Il Trapani sogna l’accesso ai playoff, ai microfoni di Sky Sport 24 ne ha parlato il difensore Luca Pagliarulo: “È iniziata in maniera altalenante la stagione, invece quest’ultimo scorcio di campionato ci ha regalato 13 risultati utili consecutivi e un posto da guadagnare nei playoff“.

Per un difensore come te segnare 4 gol non è male.
“Sì, siamo nati per non prenderne però farne è anche bello, poi in squadra abbiamo uno come Scognamiglio che ne ha fatti 7, siamo contenti”.

Serse Cosmi è rimasto quello di Perugia o si è calmato?
“Un po’ si è calmato, però è sempre molto sanguigno. Ora è anche molto eccitato per la situazione che viviamo e si vuole togliere una grandissima soddisfazione”.
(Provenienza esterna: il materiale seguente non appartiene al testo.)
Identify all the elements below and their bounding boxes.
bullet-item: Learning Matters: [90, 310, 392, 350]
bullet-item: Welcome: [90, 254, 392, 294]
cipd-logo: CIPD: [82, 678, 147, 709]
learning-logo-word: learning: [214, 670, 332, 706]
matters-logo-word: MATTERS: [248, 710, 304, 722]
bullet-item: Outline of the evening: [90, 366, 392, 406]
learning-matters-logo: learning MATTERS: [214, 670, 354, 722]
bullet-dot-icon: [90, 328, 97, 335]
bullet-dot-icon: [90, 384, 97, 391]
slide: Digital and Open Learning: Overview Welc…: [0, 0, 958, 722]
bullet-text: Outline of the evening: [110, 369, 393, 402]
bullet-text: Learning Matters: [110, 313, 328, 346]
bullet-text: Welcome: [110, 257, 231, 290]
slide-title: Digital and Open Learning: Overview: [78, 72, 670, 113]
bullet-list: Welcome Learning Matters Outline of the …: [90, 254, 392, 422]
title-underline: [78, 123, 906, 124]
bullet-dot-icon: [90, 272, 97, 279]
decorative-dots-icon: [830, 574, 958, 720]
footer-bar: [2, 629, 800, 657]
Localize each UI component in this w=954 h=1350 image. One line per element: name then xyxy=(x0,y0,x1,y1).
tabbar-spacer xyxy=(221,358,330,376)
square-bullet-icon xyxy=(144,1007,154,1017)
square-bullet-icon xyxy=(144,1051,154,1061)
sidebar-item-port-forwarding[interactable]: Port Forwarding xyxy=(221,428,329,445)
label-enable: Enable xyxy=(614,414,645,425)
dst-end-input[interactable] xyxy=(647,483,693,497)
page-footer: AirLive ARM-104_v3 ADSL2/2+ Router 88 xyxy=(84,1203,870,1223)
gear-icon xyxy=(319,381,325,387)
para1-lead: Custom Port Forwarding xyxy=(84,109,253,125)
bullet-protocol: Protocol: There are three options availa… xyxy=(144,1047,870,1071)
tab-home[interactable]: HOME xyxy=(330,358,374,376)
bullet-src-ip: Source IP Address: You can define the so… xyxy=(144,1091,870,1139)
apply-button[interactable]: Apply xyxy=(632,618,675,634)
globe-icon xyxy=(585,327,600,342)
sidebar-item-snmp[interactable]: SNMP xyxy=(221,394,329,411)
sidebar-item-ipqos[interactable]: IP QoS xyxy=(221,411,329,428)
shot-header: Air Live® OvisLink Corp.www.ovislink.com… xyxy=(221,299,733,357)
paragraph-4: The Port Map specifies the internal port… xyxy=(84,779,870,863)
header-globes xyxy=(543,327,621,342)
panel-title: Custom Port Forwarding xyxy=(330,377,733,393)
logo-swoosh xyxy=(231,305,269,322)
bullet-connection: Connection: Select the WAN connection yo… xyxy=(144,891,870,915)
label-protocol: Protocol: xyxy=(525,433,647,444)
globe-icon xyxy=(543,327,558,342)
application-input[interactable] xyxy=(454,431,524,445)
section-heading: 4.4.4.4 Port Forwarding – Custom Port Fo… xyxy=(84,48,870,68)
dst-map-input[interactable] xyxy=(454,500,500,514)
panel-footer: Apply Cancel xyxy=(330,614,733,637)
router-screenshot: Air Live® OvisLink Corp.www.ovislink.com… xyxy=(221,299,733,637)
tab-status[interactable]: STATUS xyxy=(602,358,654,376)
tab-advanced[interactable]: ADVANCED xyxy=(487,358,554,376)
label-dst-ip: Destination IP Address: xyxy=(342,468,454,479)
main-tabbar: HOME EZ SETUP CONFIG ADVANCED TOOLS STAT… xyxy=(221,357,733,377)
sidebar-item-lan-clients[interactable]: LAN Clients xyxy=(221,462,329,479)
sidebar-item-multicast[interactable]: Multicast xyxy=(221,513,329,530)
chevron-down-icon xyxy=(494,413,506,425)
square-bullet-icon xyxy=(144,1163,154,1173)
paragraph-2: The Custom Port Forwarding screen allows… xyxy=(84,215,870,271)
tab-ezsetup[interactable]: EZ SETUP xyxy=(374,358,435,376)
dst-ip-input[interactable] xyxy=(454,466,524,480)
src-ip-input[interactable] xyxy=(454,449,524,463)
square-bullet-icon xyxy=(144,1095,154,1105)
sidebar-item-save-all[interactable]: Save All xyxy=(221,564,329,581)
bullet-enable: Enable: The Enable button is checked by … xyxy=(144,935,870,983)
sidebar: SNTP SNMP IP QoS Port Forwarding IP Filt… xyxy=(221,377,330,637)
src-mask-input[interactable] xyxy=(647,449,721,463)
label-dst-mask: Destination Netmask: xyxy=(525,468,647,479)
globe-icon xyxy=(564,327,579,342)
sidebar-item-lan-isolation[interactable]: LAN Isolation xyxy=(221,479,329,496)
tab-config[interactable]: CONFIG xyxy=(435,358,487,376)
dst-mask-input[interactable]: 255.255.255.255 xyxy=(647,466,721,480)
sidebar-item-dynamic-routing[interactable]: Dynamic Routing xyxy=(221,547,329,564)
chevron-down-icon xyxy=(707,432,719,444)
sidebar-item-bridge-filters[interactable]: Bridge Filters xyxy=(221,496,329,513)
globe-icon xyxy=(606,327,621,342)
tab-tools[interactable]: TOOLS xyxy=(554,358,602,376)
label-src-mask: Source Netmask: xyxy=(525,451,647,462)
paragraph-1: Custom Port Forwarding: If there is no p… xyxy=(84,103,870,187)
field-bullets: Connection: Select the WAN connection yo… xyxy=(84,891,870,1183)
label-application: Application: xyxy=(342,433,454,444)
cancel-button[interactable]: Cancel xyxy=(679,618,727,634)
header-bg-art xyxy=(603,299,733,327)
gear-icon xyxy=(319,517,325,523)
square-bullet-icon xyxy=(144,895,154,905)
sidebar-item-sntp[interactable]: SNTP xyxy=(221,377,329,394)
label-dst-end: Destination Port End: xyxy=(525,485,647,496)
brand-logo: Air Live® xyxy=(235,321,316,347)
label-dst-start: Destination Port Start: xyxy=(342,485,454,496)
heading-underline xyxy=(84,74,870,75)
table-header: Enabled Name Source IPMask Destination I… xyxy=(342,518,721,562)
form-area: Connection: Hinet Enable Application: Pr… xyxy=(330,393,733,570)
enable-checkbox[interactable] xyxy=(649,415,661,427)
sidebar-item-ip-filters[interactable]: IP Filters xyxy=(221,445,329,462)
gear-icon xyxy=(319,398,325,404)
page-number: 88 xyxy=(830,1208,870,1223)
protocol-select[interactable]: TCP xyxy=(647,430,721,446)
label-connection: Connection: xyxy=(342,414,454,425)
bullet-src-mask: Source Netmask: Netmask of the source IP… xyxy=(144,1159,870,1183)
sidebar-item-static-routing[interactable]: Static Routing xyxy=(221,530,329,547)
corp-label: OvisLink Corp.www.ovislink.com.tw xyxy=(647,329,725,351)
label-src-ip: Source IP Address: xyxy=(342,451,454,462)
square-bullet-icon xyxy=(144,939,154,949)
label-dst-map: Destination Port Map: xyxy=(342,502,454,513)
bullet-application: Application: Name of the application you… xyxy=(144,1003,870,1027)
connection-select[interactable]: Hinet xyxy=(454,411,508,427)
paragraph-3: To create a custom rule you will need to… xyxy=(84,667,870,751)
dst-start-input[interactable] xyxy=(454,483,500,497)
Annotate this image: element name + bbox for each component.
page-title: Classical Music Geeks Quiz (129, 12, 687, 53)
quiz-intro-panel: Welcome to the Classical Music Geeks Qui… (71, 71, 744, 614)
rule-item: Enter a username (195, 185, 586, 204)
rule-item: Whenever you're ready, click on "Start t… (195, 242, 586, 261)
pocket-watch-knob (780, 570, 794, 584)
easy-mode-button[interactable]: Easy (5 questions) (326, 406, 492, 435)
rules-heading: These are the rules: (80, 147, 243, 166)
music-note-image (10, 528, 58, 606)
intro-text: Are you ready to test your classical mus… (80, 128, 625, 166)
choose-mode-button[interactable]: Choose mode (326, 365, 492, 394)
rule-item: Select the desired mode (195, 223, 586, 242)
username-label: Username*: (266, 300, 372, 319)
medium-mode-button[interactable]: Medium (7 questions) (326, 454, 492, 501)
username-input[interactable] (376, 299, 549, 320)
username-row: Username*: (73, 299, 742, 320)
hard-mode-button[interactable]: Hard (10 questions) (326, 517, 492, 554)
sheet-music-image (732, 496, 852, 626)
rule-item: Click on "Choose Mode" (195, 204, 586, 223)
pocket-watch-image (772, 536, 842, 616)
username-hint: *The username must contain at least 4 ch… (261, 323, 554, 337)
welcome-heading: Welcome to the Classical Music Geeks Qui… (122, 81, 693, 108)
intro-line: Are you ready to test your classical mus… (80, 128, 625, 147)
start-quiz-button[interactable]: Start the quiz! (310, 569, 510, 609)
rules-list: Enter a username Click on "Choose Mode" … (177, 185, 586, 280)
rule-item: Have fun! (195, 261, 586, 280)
Possiamo dire che per i playoff il Trapani c’è. L’obiettivo è quello di conquistarli con la migliore posizione possibile?
“Non si molla, il campionato di B è pazzo: ti può togliere e dare tanto. Nelle ultime partite bisognerebbe trovare la condizione fisica e mentale per finire in crescendo e poi prepararsi per i playoff che sono sempre una lotteria difficile da affrontare”.

Incontrerete il Crotone, magari con la speranza che lasci qualche punto.
“Ci fa piacere che una squadra come il Crotone abbia raggiunto un traguardo importantissimo. L’anno scorso lottava con noi per le zone basse della classifica, vederli vincere un campionato in quel modo è stupendo: la B, come già l’anno scorso, regala favole”.

Ti ha stupito?
“Sì, per l’impegno e la voglia che avevano in campo. Non erano mai banali, si vede la mano di Juric e la voglia che ci hanno messo loro, sono tutti ragazzi che hanno giocato nelle categorie inferiori. È un bene per il calcio”.

Ai playoff volete evitare qualcuno?
“È una lotteria e molto dipende dalla posizione finale in classifica, molto dipenderà da noi. Sicuramente già disputarli sarebbe un traguardo grandissimo per una società come la nostra, però sappiamo di poterci stare”.

Di voi si è parlato tanto, un tuo compagno di squadra che secondo te può arrivare stabilmente in Serie A?
“Petkovic, sicuramente. È uno dei possibili giocatori da Serie A, è un ragazzo d’oro ma soprattutto ha delle giocate pazzesche: si vede che ha il piede e la gamba già pronti per un grande palcoscenico. Poi è giovane, deve credere in quello che fa per non perdersi nelle favole”.